While each data protection operation takes microseconds, in a large organisation protecting petabytes of data, these all add up.

Micro Focus Australia and New Zealand enterprise security platforms director George Atrash says,  “The question then becomes how organisations can mitigate these direct and indirect costs. The answer is by reducing the number of times a data protection IT process needs to run.

“This can be done by protecting data at the application level, avoiding decryption when possible, and reducing the life cycle key management cost.”

One of the benefits of protecting data at the application level is protection can be applied only once. Persistent and pervasive data benefits most from application-level protection as the data need not be protected and re-identified when it moves throughout the enterprise.

This avoids security gaps, as well as the cost of repeated protect/unprotect cycles.

So, while application-level data protection may cost more during deployment, this method has lower operational cost.

Atrash says, “This means that one method of reducing cost and increasing overall system performance is avoiding unnecessary protection.

“The second method is to avoid unnecessary re-identification, decryption, or de-tokenisation whenever possible.”

Data protection is a function with an inverse: protect something and get exactly one unique output. Re-identify that output and always receive the original input.

The relational integrity is maintained and relational algebra on the protected data can be performed without spending the cost or time to first re-identify that data.

The ability to avoid re-identification can be taken further via the concept of partial protection.

Partial protection avoids the cost and increases performance beyond that of full protection by removing data sensitivity while still allowing more types of authorised use. 

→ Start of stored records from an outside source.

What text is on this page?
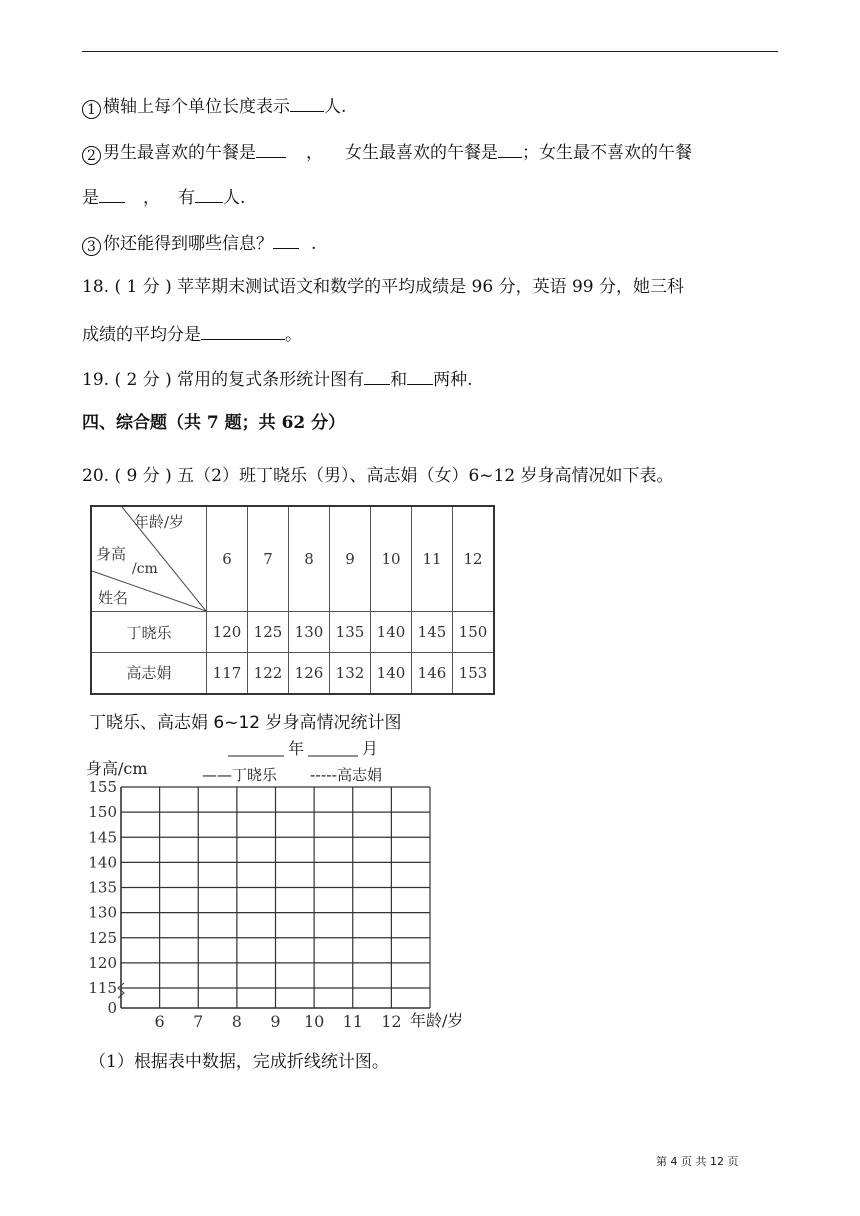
1 横轴上每个单位长度表示 人.
2 男生最喜欢的午餐是	， 女生最喜欢的午餐是 ；女生最不喜欢的午餐
是	， 有 人.
3 你还能得到哪些信息？ .
18. ( 1 分 ) 苹苹期末测试语文和数学的平均成绩是 96 分，英语 99 分，她三科
成绩的平均分是	。
19. ( 2 分 ) 常用的复式条形统计图有 和 两种.
四、综合题（共 7 题；共 62 分）
20. ( 9 分 ) 五（2）班丁晓乐（男）、高志娟（女）6~12 岁身高情况如下表。
年龄/岁
身高
/cm
姓名	6	7	8	9	10	11	12
丁晓乐	120	125	130	135	140	145	150
高志娟	117	122	126	132	140	146	153
丁晓乐、高志娟 6~12 岁身高情况统计图
115
120
125
130
135
140
145
150
155
0
6 7 8 9 10 11 12
年	月
身高/cm	——丁晓乐 -----高志娟
年龄/岁
（1）根据表中数据，完成折线统计图。
第 4 页 共 12 页
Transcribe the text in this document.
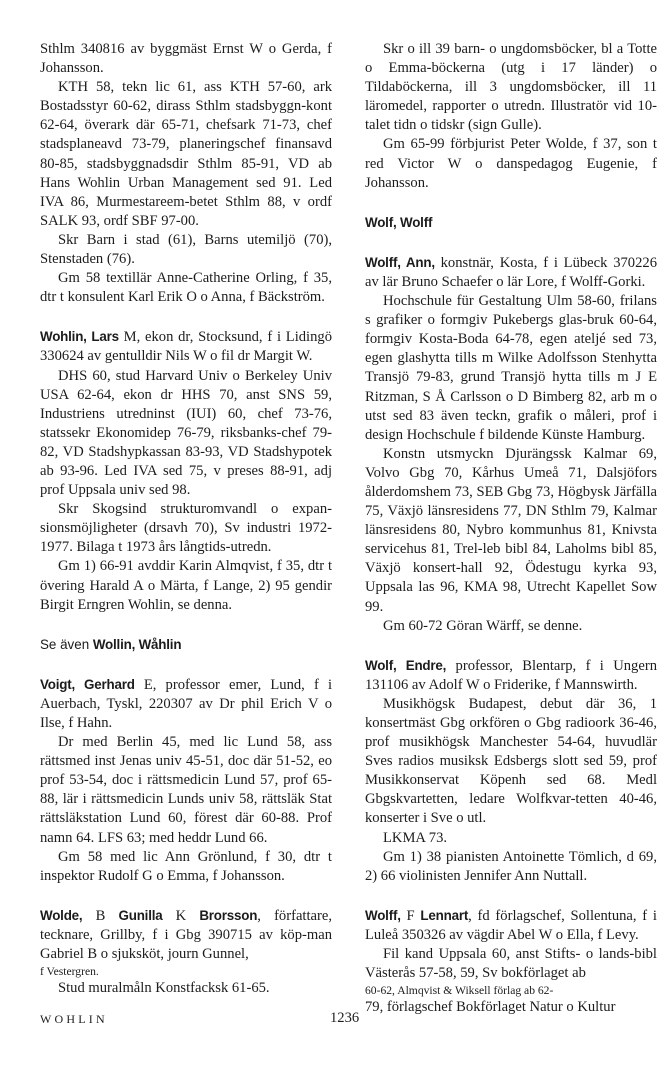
Sthlm 340816 av byggmäst Ernst W o Gerda, f Johansson.

KTH 58, tekn lic 61, ass KTH 57-60, ark Bostadsstyr 60-62, dirass Sthlm stadsbyggn-kont 62-64, överark där 65-71, chefsark 71-73, chef stadsplaneavd 73-79, planeringschef finansavd 80-85, stadsbyggnadsdir Sthlm 85-91, VD ab Hans Wohlin Urban Management sed 91. Led IVA 86, Murmestareem-betet Sthlm 88, v ordf SALK 93, ordf SBF 97-00.

Skr Barn i stad (61), Barns utemiljö (70), Stenstaden (76).

Gm 58 textillär Anne-Catherine Orling, f 35, dtr t konsulent Karl Erik O o Anna, f Bäckström.

Wohlin, Lars M, ekon dr, Stocksund, f i Lidingö 330624 av gentulldir Nils W o fil dr Margit W.

DHS 60, stud Harvard Univ o Berkeley Univ USA 62-64, ekon dr HHS 70, anst SNS 59, Industriens utredninst (IUI) 60, chef 73-76, statssekr Ekonomidep 76-79, riksbanks-chef 79-82, VD Stadshypkassan 83-93, VD Stadshypotek ab 93-96. Led IVA sed 75, v preses 88-91, adj prof Uppsala univ sed 98.

Skr Skogsind strukturomvandl o expan-sionsmöjligheter (drsavh 70), Sv industri 1972-1977. Bilaga t 1973 års långtids-utredn.

Gm 1) 66-91 avddir Karin Almqvist, f 35, dtr t övering Harald A o Märta, f Lange, 2) 95 gendir Birgit Erngren Wohlin, se denna.

Se även Wollin, Wåhlin

Voigt, Gerhard E, professor emer, Lund, f i Auerbach, Tyskl, 220307 av Dr phil Erich V o Ilse, f Hahn.

Dr med Berlin 45, med lic Lund 58, ass rättsmed inst Jenas univ 45-51, doc där 51-52, eo prof 53-54, doc i rättsmedicin Lund 57, prof 65-88, lär i rättsmedicin Lunds univ 58, rättsläk Stat rättsläkstation Lund 60, förest där 60-88. Prof namn 64. LFS 63; med heddr Lund 66.

Gm 58 med lic Ann Grönlund, f 30, dtr t inspektor Rudolf G o Emma, f Johansson.

Wolde, B Gunilla K Brorsson, författare, tecknare, Grillby, f i Gbg 390715 av köp-man Gabriel B o sjuksköt, journ Gunnel,

f Vestergren.

Stud muralmåln Konstfacksk 61-65.

Skr o ill 39 barn- o ungdomsböcker, bl a Totte o Emma-böckerna (utg i 17 länder) o Tildaböckerna, ill 3 ungdomsböcker, ill 11 läromedel, rapporter o utredn. Illustratör vid 10-talet tidn o tidskr (sign Gulle).

Gm 65-99 förbjurist Peter Wolde, f 37, son t red Victor W o danspedagog Eugenie, f Johansson.

Wolf, Wolff

Wolff, Ann, konstnär, Kosta, f i Lübeck 370226 av lär Bruno Schaefer o lär Lore, f Wolff-Gorki.

Hochschule für Gestaltung Ulm 58-60, frilans s grafiker o formgiv Pukebergs glas-bruk 60-64, formgiv Kosta-Boda 64-78, egen ateljé sed 73, egen glashytta tills m Wilke Adolfsson Stenhytta Transjö 79-83, grund Transjö hytta tills m J E Ritzman, S Å Carlsson o D Bimberg 82, arb m o utst sed 83 även teckn, grafik o måleri, prof i design Hochschule f bildende Künste Hamburg.

Konstn utsmyckn Djurängssk Kalmar 69, Volvo Gbg 70, Kårhus Umeå 71, Dalsjöfors ålderdomshem 73, SEB Gbg 73, Högbysk Järfälla 75, Växjö länsresidens 77, DN Sthlm 79, Kalmar länsresidens 80, Nybro kommunhus 81, Knivsta servicehus 81, Trel-leb bibl 84, Laholms bibl 85, Växjö konsert-hall 92, Ödestugu kyrka 93, Uppsala las 96, KMA 98, Utrecht Kapellet Sow 99.

Gm 60-72 Göran Wärff, se denne.

Wolf, Endre, professor, Blentarp, f i Ungern 131106 av Adolf W o Friderike, f Mannswirth.

Musikhögsk Budapest, debut där 36, 1 konsertmäst Gbg orkfören o Gbg radioork 36-46, prof musikhögsk Manchester 54-64, huvudlär Sves radios musiksk Edsbergs slott sed 59, prof Musikkonservat Köpenh sed 68. Medl Gbgskvartetten, ledare Wolfkvar-tetten 40-46, konserter i Sve o utl.

LKMA 73.

Gm 1) 38 pianisten Antoinette Tömlich, d 69, 2) 66 violinisten Jennifer Ann Nuttall.

Wolff, F Lennart, fd förlagschef, Sollentuna, f i Luleå 350326 av vägdir Abel W o Ella, f Levy.

Fil kand Uppsala 60, anst Stifts- o lands-bibl Västerås 57-58, 59, Sv bokförlaget ab

60-62, Almqvist & Wiksell förlag ab 62-

79, förlagschef Bokförlaget Natur o Kultur

WOHLIN	1236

The third method that can be used to reduce cost and increase performance is employing stateless key management.

Encryption requires the use of a security key for every different access policy.

And, there are often thousands of granular access policies running within an enterprise.

Stateless key managers generate encryption keys for authenticated users on demand.

If a user needs a key that protected data 10 years ago, a stateless key manager has no trouble delivering that key today.

And, stateless key managers do not have an upper limit on the number of keys that may be in use at any point in time.

If an enterprise needs 10 million keys to protect its Internet of Things, a stateless key manager can handle the load.

And a stateless key manager integrates with existing directory authentication services, avoiding the need for dedicated staff.

Atrash adds, “Organisations should keep in mind that judicious use of data security does reduce its cost and increase its performance.

"Avoiding re-identification, employing partial protection, and focusing on key management cost of ownership are long-term methods for efficient implementation of a data security practice.